Looking back, I see my identity was messy at this point in my life. I loved my mom and her work-ethic, but her simple ways of schoolteacher and Christian faith didn’t mesh with my budding intellect and religious skepticism. It seemed my jet-setting father had it figured out, so I started seeking his approval any way I could. He was my “real dad” and there was pressure to follow in his worldly ways. My stepfather started joking, “I guess I’m your plastic dad now.”

My friends were jealous. I got to hang out with movie stars in Los Angeles. My dad was “rich” and living the dream. I was lucky to have two Christmases and go on special trips around the holidays. He partied hard, and I watched in amazement. I was a chubby, loner, insecure kid who felt the pressure to reshape myself in the image of what my father desired and required. Of course, my insecurity in image and identity only increased the more I visited his world on the weekends. From 12 to 16, I struggled to understand who I really was, as I got good at faking who I really wasn’t. 

My father got me a car when I was 16. He bought three identical Hondas for his job superintendents and gave me one. He wrote it off as a business expense and I started working for him a bit. It also allowed me to drive myself for the every-other-weekend ritual to Los Angeles.

During the summer between my sophomore and junior year of high school, I went on a road trip, and parked my car on bluff over the Pacific Ocean for two days. Using “the power of positive thinking,” I decided then and there to be strong, lose weight, get help with my acne, and be a new person. I jettisoned my Christian faith and distanced myself from mom’s “simple life” – I went all-in on a worldly identity that would make my father proud. I became student body president of a large public high school, “outstanding teen” of California in a Hollywood-like competition, took moral shortcuts towards being popular, called in dad’s favors to get into the best colleges, and immersed myself in escapes and hedonisms of various kinds. I have a list of unsavory memories attached to my father’s definition of being a man and setting myself up for success.

I marched to this parade for about 15 years, including Georgetown, Oxford, and Berkeley for my education, and high-flying law firms and tech companies for my career. I worshipped at the altar of materialism, naturalism, hedonism, and success — all to build a legacy (an “empire,” he called it) to make my father accept me and make him proud according to his materialistic dreams.

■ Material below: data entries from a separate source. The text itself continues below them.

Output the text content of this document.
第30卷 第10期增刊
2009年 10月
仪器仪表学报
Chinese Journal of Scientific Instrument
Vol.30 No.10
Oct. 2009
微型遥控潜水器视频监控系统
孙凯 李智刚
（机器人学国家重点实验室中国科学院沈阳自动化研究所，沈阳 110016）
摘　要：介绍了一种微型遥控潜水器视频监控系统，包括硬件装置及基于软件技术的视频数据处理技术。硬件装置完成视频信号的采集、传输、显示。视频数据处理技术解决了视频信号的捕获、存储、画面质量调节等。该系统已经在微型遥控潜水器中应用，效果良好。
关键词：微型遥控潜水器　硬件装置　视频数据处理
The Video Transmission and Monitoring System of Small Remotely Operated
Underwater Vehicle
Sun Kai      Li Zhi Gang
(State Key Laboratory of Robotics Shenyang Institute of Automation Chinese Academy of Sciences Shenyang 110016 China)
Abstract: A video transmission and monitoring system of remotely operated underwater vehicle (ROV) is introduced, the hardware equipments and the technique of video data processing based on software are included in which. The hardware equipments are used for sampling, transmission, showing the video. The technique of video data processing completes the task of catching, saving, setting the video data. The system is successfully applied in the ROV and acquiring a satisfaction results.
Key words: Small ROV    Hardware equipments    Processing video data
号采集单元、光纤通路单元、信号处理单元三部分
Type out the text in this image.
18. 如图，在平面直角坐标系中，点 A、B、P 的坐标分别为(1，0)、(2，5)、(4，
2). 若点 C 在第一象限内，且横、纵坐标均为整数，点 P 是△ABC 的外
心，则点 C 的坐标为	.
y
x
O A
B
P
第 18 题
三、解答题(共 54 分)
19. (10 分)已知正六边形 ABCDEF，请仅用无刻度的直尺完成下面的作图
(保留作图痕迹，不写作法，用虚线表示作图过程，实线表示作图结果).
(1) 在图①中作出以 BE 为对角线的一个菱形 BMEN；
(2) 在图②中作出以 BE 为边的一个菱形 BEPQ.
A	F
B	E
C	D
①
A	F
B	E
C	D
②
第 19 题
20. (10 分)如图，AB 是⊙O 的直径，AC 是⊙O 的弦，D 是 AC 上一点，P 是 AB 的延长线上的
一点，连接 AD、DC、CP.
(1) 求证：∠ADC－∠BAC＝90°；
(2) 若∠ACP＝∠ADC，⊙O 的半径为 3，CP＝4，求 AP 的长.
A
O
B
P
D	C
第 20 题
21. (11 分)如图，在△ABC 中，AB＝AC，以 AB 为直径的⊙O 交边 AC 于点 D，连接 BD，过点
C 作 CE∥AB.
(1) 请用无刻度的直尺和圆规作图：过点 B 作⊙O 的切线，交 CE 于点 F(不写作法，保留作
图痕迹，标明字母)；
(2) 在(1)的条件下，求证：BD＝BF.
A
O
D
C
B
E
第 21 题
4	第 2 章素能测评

By God’s grace, I married a wonderful woman, had three incredible kids, and returned to the God of my mother in 2000. In his last couple years, my father also rejected the emptiness of the world system and came to Jesus Christ through a series of apologetics challenges I designed for him. I am a new creation in Christ and truly feel no lingering effects of my identity crisis. Looking back, I see many times where I squashed down the emotions to avoid the perception of weakness. I even lived-out self-deluding lies for many years as a coping mechanism. However, Jesus saved me from all that and renewed my heart and mind. In the end, my mother’s prayers were answered when she gave her life for me, but that’s another story. It was then, that I understood what Jesus did for me, and my identity (physical, emotional, and spiritual) was fully reborn and grounded in Him.

My story is no different than so many others in this age of no-fault divorce. However, although my biological identity was severely broken, Jesus Christ did His full repair.